Monday, August 15, 2011

We've got to stop meeting like this.

       I think advertising and marketing people like meetings for the same reason we liked movies in elementary school. It's a chance to close your notebooks, sit in the dark, and know you'll be out of the spotlight for a while unless you fall asleep and snore.

        Personally, I love meetings because they're good places for people-watching. The top gun, letting everyone know why he called this meeting. His assistant, explaining the objectives and the rules of engagement. Then the rest of us, for whom this meeting is about as high on our priority lists as trimming our cuticles.

       I'm eternally grateful to my mentor, who taught me how to yawn with my mouth closed.

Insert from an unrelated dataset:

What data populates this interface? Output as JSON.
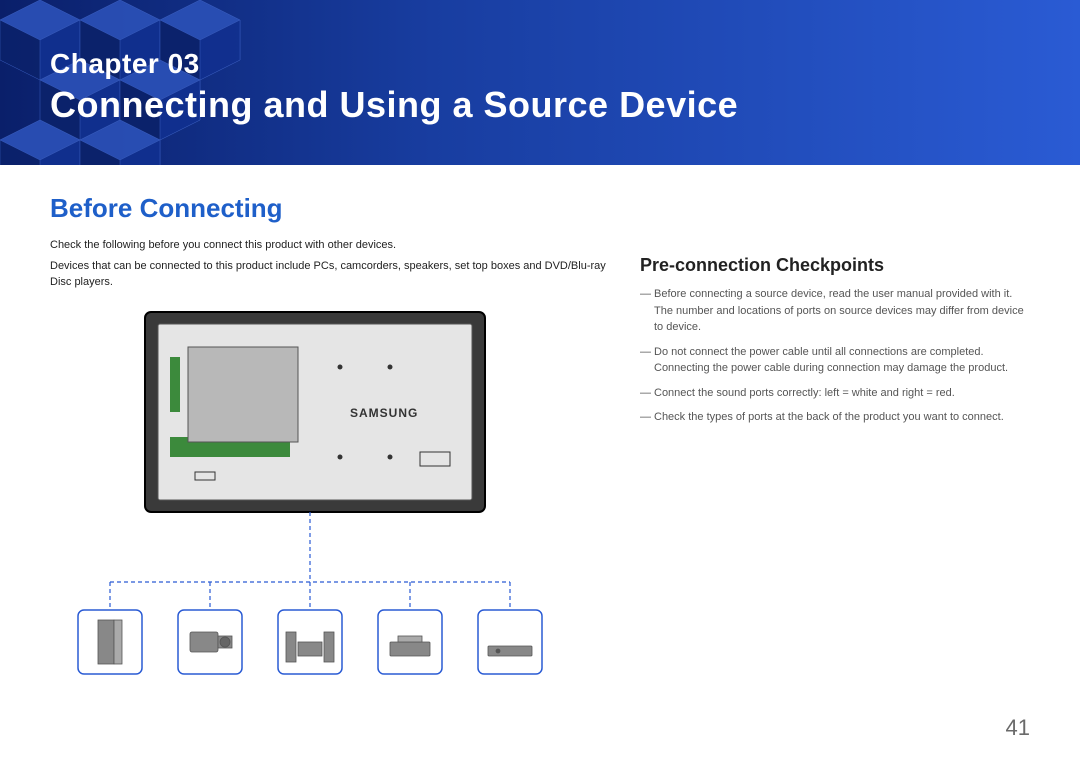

       I was in the meeting that the biggies at General Motors called to discuss Ralph Nader's book, "Unsafe at Any Speed", about the Chevy rear-engine Corvair. It led to a $20-million ad campaign that I wrote when I woke up. A good meeting.

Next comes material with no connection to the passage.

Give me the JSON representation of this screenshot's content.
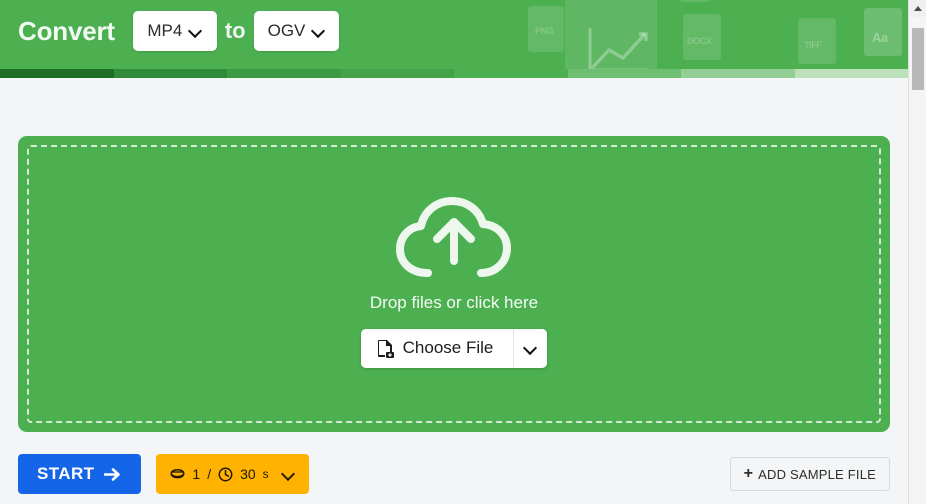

       Another meeting about GM that I remember was an internal meeting held at our agency. One of our senior vice presidents said he was worried that General Motors was selling so many cars, the government might make them split off Chevrolet. My friend Marv offered a solution: Chevy should stop advertising, let Ford overtake them, and then advertise "We're only number 2" like Avis. The senior vice president said that probably wouldn't work. I thought Marv would be out of work by nightfall.

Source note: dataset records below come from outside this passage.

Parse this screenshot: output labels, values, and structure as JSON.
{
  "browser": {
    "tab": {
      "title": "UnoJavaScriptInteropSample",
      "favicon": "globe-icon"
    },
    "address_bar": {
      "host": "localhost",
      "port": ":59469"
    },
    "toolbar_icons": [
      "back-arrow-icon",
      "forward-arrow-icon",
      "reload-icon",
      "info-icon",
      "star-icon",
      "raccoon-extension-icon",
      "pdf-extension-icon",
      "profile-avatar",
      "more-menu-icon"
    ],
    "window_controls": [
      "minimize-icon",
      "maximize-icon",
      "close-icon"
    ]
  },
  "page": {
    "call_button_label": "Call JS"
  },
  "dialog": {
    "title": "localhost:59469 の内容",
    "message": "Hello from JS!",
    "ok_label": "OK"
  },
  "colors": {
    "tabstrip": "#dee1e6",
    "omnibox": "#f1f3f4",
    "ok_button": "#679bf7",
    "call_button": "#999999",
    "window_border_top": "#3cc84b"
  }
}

        I also remember another meeting that took place two weeks after we learned that a big client was on the verge of leaving but would give us one last chance to save the business. The meeting was in our Chairman's office. He had decided this was so important, he'd present our recommended ad campaign to the client alone, mano to mano. We in the creative department had worked very hard, and come up with three campaigns that would do a great job, and we recommended one. We presented the pluses and minuses of each to the Chairman, and spent the rest of the day preparing him for every possible question. He asked me to stack the campaigns on his office couch, with the recommendation on the right, so he'd remember the correct one in the morning.

      After meeting with the client,  the Chairman called us in for a debriefing. The meeting went well, we would not lose the account, and the client loved our recommendation, which he pointed to.

      Unfortunately, that was not our recommendation. He had sold the wrong campaign. Apparently the cleaning lady had done a major cleaning the night before, and placed the wrong campaign on the right side of the couch.

      That's when we decided that next time we had a meeting with the Chairman, we'd label our recommendations with a big red permanent marker star.

   

   

1 comment:

  1. Great story and I love you writing style. You can be the meeting sleeper and I'll be the meeting geek since I love the interaction.